Primeira edição da New Worlds editada por Michael Moorcock, em maio/junho de 1964 (Capa: James Cawthorn).
Assim, era de se esperar que a ficção científica também passasse por transformações. Peter Nicholls disse que o termo new wave foi mais utilizado por publicitários ligados à fc do que por escritores e que, de qualquer forma, a expressão nunca foi definida com precisão. Segundo Nicholls, entre os primeiros escritores que, posteriormente, foram incluídos no rótulo new wave, estavam vários ingleses, especialmente Brian W. Aldiss e J.G. Ballard. Os dois estavam publicando suas histórias na revista New Worlds, que iria mudar bastante sua linha editorial a partir de maio de 1964, quando o escritor Michael Moorcock assumiu a editoria. A revista começou a apresentar histórias com viés metafórico, com temas mais inclinados à psicologia e às ciências humanas do que para as ciências exatas.
“Em meados dos anos 1960, a ficção científica tradicional”, escreveu Peter Nicholls, “tinha atingido um ponto de crise, tanto na Inglaterra quanto nos Estados Unidos. Muitos escritores estavam criando variações intermináveis e, às vezes, descuidadas, dos mesmos temas tradicionais da fc”. Bons escritores continuavam a escrever suas histórias, mas elas se mostravam previsíveis. Assim, muitos dos novos escritores que surgiam perceberam que a ficção científica tinha se tornado uma camisa de força; “(...) tinha se tornado rígida e, paradoxalmente para uma forma de literatura que enfatizava a mudança e a renovação, tinha se tornado conservadora e perdido seu espírito de iniciativa”.

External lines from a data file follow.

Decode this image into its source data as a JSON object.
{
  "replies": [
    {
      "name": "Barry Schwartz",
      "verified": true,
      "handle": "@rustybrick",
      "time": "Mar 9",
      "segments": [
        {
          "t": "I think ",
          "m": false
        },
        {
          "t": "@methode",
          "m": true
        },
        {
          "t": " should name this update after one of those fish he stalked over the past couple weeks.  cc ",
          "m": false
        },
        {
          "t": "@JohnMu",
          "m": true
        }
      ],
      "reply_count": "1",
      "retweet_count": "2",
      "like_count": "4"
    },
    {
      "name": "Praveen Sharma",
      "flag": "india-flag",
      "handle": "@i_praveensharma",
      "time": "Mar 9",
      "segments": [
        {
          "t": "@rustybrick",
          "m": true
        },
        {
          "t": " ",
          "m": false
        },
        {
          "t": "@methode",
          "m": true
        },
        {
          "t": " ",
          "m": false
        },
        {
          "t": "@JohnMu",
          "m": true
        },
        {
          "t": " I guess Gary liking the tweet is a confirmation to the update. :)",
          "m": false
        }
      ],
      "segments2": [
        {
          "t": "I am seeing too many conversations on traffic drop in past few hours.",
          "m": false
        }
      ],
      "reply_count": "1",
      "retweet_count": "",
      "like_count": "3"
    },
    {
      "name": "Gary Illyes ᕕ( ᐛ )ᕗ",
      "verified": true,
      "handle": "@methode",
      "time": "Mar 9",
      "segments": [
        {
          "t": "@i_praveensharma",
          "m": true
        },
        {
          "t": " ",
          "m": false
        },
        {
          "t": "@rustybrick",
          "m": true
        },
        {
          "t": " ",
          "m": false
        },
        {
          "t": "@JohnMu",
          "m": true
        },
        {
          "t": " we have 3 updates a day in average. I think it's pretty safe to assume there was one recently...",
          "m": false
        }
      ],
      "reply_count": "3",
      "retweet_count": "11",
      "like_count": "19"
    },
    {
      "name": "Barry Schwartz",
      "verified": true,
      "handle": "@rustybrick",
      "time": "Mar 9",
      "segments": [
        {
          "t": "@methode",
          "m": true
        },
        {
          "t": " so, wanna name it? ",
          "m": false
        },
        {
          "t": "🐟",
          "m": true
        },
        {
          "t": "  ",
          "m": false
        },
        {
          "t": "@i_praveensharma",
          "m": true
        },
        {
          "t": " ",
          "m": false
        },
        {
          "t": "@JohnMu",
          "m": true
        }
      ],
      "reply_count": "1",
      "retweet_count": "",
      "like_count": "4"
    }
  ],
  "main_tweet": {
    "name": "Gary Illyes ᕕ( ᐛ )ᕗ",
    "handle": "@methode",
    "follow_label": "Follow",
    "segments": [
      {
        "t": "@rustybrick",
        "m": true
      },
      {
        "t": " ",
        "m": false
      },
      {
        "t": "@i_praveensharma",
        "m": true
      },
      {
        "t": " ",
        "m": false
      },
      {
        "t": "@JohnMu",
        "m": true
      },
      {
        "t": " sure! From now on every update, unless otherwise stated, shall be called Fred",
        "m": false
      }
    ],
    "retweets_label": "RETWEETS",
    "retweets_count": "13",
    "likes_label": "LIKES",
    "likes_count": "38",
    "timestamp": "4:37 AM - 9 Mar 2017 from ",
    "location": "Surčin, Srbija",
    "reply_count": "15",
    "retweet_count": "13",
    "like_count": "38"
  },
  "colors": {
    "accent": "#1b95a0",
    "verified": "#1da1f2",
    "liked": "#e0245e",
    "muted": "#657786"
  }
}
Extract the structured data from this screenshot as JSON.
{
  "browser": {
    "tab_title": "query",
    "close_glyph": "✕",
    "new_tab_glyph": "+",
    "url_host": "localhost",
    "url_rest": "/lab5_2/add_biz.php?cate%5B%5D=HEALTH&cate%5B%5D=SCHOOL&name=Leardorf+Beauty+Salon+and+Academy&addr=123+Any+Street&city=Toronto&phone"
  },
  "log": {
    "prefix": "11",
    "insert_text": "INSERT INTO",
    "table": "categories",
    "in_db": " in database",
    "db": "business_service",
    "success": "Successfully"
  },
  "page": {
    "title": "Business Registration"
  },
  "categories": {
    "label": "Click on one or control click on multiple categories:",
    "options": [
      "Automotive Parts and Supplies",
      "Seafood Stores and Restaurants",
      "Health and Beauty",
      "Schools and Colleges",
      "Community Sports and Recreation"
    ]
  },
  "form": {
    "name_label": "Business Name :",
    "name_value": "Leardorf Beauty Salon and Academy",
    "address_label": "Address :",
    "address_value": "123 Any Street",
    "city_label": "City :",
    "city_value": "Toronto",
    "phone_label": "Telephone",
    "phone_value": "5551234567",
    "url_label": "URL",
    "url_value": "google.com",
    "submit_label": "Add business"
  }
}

Nicholls explica que o mercado para a ficção científica não estava diminuindo. Pelo contrário, as editoras estavam, mais do que nunca, dispostas a publicar obras do gênero, mas para obter sucesso no formato de livro seria uma boa vantagem se o estilo das histórias das revistas pulp evoluísse para uma prosa mais culta e flexível.
“Então”, diz Nicholls, “em 1965 não havia nada para impedir certo grau de experimentos, tanto na forma quanto no conteúdo da ficção científica, e havia sólidos motivos para tentar, tanto artísticos quanto comerciais”. Ainda assim, Nicholls lembra que muitos dos chamados experimentos da ficção científica nesse período não eram realmente experimentos, mas apenas adaptações das estratégias narrativas e, às vezes, das ironias, que há muito eram conhecidas dos romances predominantes. “De qualquer forma”, diz Nicholls, “alguns escritores, especialmente J.G. Ballard e talvez (mais tarde) Michael Moorcock, genuinamente acrescentaram à prosa de ficção algo que antes não havia”.
(Capa: Jakubowicz).
Adam Roberts, ao comentar sobre a new wave, também destaca o período em que Michael Moorcock esteve à frente da revista New Worlds, a partir de 1964. “Em um editorial”, diz Roberts, “Moorcock pediu uma forma mais apaixonada, sutil, irônica e original de FC, selecionando quatro escritores como promissores padrões do novo estilo: J.G. Ballard, E.C. Tubb, Brian Aldiss e John Brunner. Se estamos, como podemos perfeitamente estar, tentando definir a FC new wave como uma tentativa deliberada de reunir as sensibilidades literárias associadas ao alto modernismo com a energia da popular FC pulp, então esses quatro nomes devem nos lembrar de que nunca se tentou isso como uma mistura igualitária, meio a meio”. E ele diz isso porque, por exemplo, E.C. Tubb publicou 33 livros da saga Dumarest da Terra que poderiam perfeitamente ter sido publicados dez ou vinte anos antes.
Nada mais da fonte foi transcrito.